Jofferson (not to be mistaken with “Geoffers”) is a tool designed to help you with manifests, aliases, overrides and mixintos.
The main interface. Red means that there’s something wrong with this mod, resource or reference.
The resource inspection window. It shows what points to this resource and what this resource (likely) points to.
Features
- Scans all folders for valid manifests
- Creates a list of all references inside a manifest. This currently includes aliases, overrides and mixintos.
- If a reference points to a json file, said json file is (kinda “stupid”) parsed for other references too.
- Able to list all references to and from a resource.
- Filter functions to quickly search for stuff.
- Able to deal with directories and smod files. Even mixed!
- Context menus to copy (absolute) paths, open files or open folders directly.
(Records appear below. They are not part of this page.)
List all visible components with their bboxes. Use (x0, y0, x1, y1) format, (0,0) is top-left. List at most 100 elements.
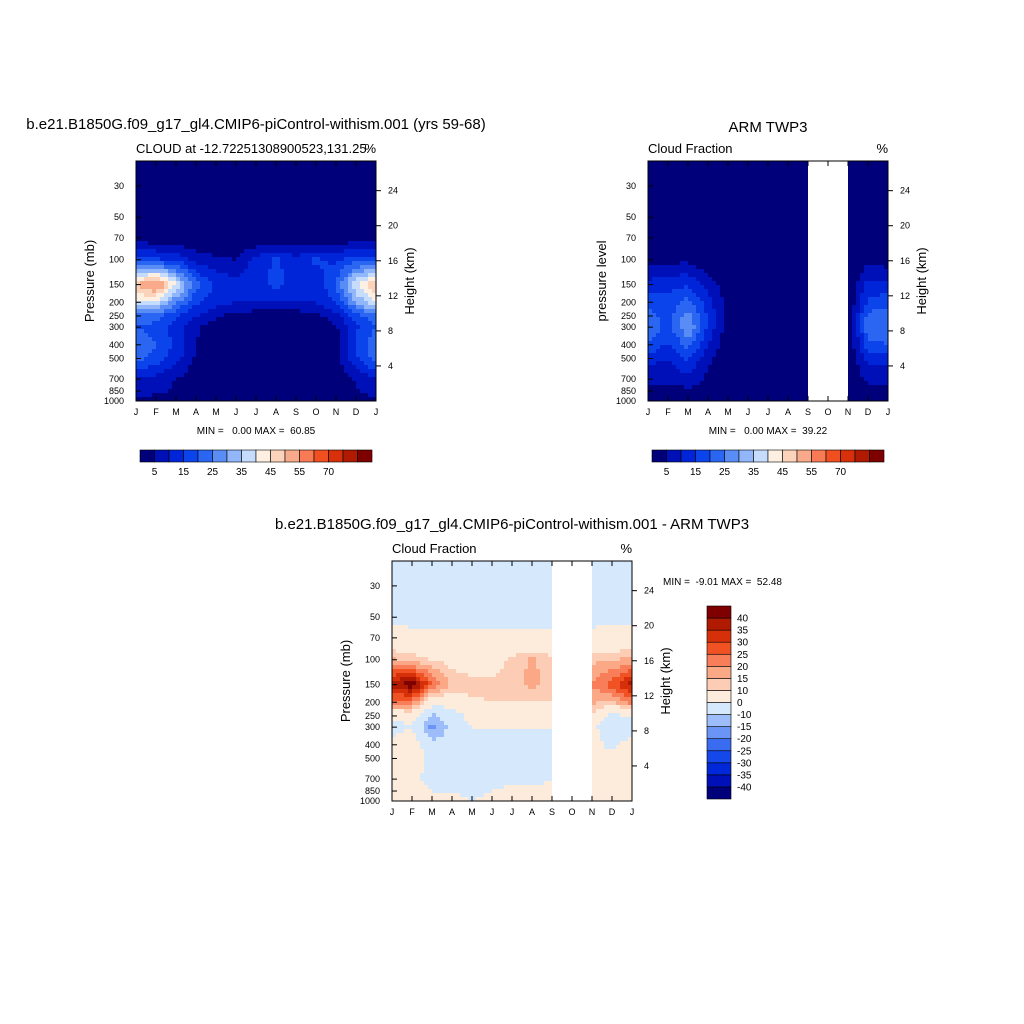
field-cell (228, 177, 233, 182)
field-cell (340, 317, 345, 322)
field-cell (300, 213, 305, 218)
field-cell (368, 257, 373, 262)
field-cell (212, 353, 217, 358)
field-cell (876, 229, 881, 234)
field-cell (704, 193, 709, 198)
field-cell (716, 205, 721, 210)
field-cell (164, 165, 169, 170)
field-cell (672, 229, 677, 234)
field-cell (724, 213, 729, 218)
field-cell (704, 221, 709, 226)
field-cell (248, 369, 253, 374)
field-cell (196, 377, 201, 382)
field-cell (748, 165, 753, 170)
field-cell (224, 201, 229, 206)
field-cell (192, 245, 197, 250)
field-cell (804, 209, 809, 214)
field-cell (240, 237, 245, 242)
field-cell (140, 357, 145, 362)
field-cell (188, 213, 193, 218)
field-cell (856, 217, 861, 222)
field-cell (760, 217, 765, 222)
field-cell (216, 197, 221, 202)
field-cell (292, 373, 297, 378)
field-cell (312, 297, 317, 302)
field-cell (240, 209, 245, 214)
field-cell (136, 393, 141, 398)
field-cell (744, 181, 749, 186)
field-cell (280, 273, 285, 278)
field-cell (156, 357, 161, 362)
field-cell (372, 265, 376, 270)
field-cell (220, 225, 225, 230)
field-cell (140, 173, 145, 178)
field-cell (244, 333, 249, 338)
field-cell (204, 193, 209, 198)
field-cell (256, 373, 261, 378)
field-cell (212, 381, 217, 386)
field-cell (156, 265, 161, 270)
field-cell (364, 361, 369, 366)
y-tick-label: 400 (109, 340, 124, 350)
field-cell (736, 161, 741, 166)
field-cell (344, 225, 349, 230)
field-cell (280, 369, 285, 374)
field-cell (308, 377, 313, 382)
field-cell (180, 329, 185, 334)
field-cell (152, 297, 157, 302)
field-cell (308, 293, 313, 298)
field-cell (332, 253, 337, 258)
field-cell (264, 241, 269, 246)
field-cell (344, 173, 349, 178)
field-cell (360, 205, 365, 210)
field-cell (232, 353, 237, 358)
field-cell (232, 193, 237, 198)
field-cell (312, 337, 317, 342)
field-cell (304, 305, 309, 310)
field-cell (232, 229, 237, 234)
field-cell (184, 209, 189, 214)
field-cell (304, 253, 309, 258)
field-cell (220, 177, 225, 182)
field-cell (236, 209, 241, 214)
field-cell (180, 217, 185, 222)
field-cell (208, 197, 213, 202)
field-cell (732, 241, 737, 246)
field-cell (200, 357, 205, 362)
field-cell (164, 317, 169, 322)
field-cell (868, 165, 873, 170)
field-cell (716, 225, 721, 230)
field-cell (304, 197, 309, 202)
colorbar-label: 55 (294, 467, 306, 478)
field-cell (244, 397, 249, 401)
field-cell (344, 369, 349, 374)
field-cell (248, 173, 253, 178)
field-cell (352, 221, 357, 226)
field-cell (196, 185, 201, 190)
field-cell (168, 297, 173, 302)
field-cell (268, 337, 273, 342)
field-cell (292, 365, 297, 370)
field-cell (332, 329, 337, 334)
field-cell (160, 277, 165, 282)
field-cell (360, 233, 365, 238)
field-cell (788, 213, 793, 218)
field-cell (668, 201, 673, 206)
field-cell (328, 205, 333, 210)
field-cell (296, 185, 301, 190)
panel-model-plot (136, 161, 376, 401)
field-cell (180, 377, 185, 382)
field-cell (776, 165, 781, 170)
field-cell (264, 393, 269, 398)
field-cell (748, 161, 753, 166)
field-cell (276, 321, 281, 326)
field-cell (220, 341, 225, 346)
field-cell (152, 389, 157, 394)
field-cell (240, 305, 245, 310)
field-cell (268, 381, 273, 386)
field-cell (176, 205, 181, 210)
field-cell (284, 273, 289, 278)
field-cell (184, 193, 189, 198)
field-cell (152, 177, 157, 182)
field-cell (856, 221, 861, 226)
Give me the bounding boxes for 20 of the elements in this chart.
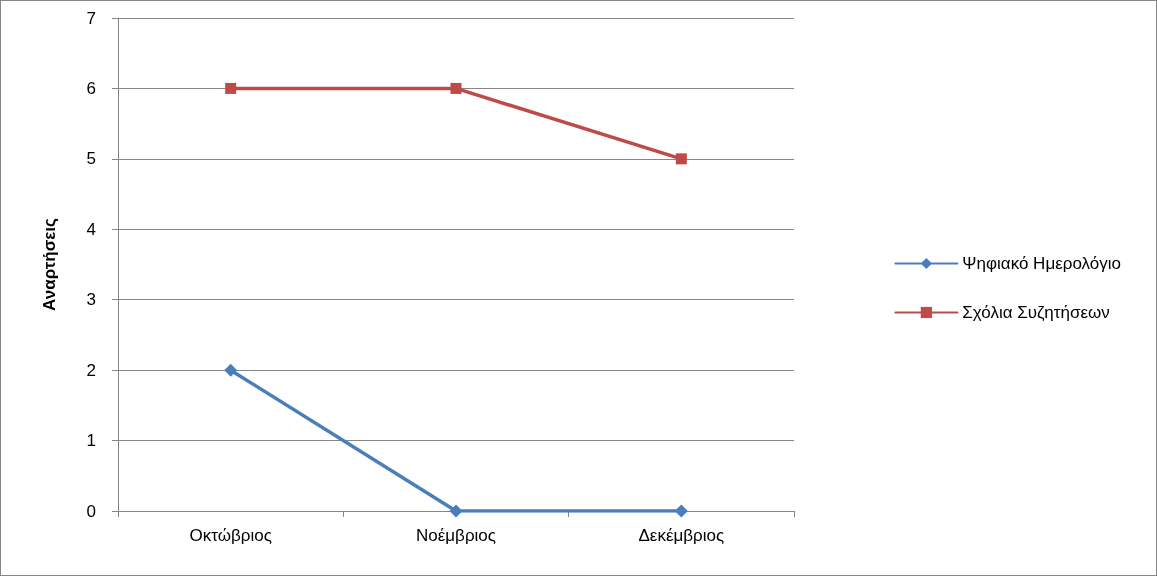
y-tick-label: 5 — [86, 149, 96, 169]
y-tick-label: 1 — [86, 431, 96, 451]
x-tick-label: Νοέμβριος — [416, 526, 496, 545]
x-tick-label: Δεκέμβριος — [638, 526, 725, 545]
y-axis-title: Αναρτήσεις — [40, 217, 59, 311]
y-tick-label: 6 — [86, 78, 96, 98]
point — [450, 82, 462, 94]
legend-label: Ψηφιακό Ημερολόγιο — [962, 254, 1121, 273]
x-tick-label: Οκτώβριος — [189, 526, 272, 545]
y-tick-label: 3 — [86, 290, 96, 310]
y-tick-label: 2 — [86, 360, 96, 380]
point — [675, 153, 687, 165]
y-tick-label: 7 — [86, 8, 96, 28]
point — [449, 504, 463, 518]
y-tick-label: 4 — [86, 219, 96, 239]
point — [224, 363, 238, 377]
point — [674, 504, 688, 518]
point — [225, 82, 237, 94]
legend-label: Σχόλια Συζητήσεων — [962, 303, 1110, 322]
y-tick-label: 0 — [86, 501, 96, 521]
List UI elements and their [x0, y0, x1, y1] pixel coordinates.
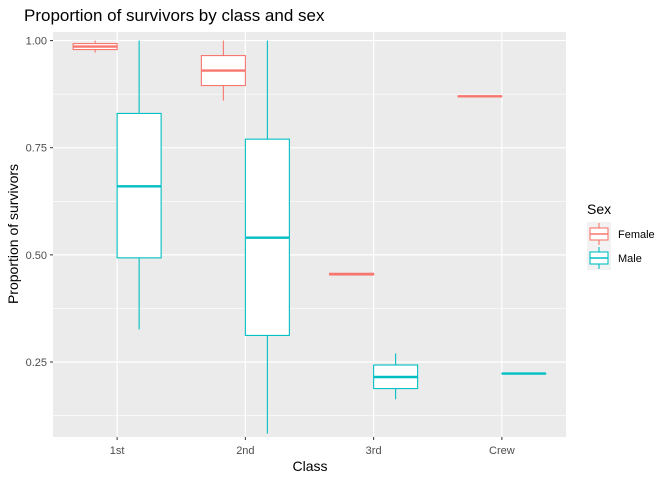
legend-title: Sex [587, 201, 611, 217]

- Error reporting window that lists all errors that were encountered while attempting to parse this mod.
What it’s useful for
- Get an insight into a mod’s aliases, overwrites and mixintos
- Validate that all your
file()
s are properly formatted - Find missing resources
- It’s also a kinda nice wallpaper.
Requirements
The usual .NET Framework 4.5. This time WPF is also a requirement, but that has been part of Windows since Vista - so you most likely already have it.
Download
Repository on GitHub
Latest release download on GitHub
This is mainly a debugging/validation tool. Since I’ve seen that it might not be obvious how file()
or mixintos/overrides work, there’s lots of errors that could arise.
What do you think should Jofferson offer as functionality? Should it go beyond the normal entity/jsons and parse the UI/components/functions too (only in the manifest - i.e. not recursive like it does the .jsons)?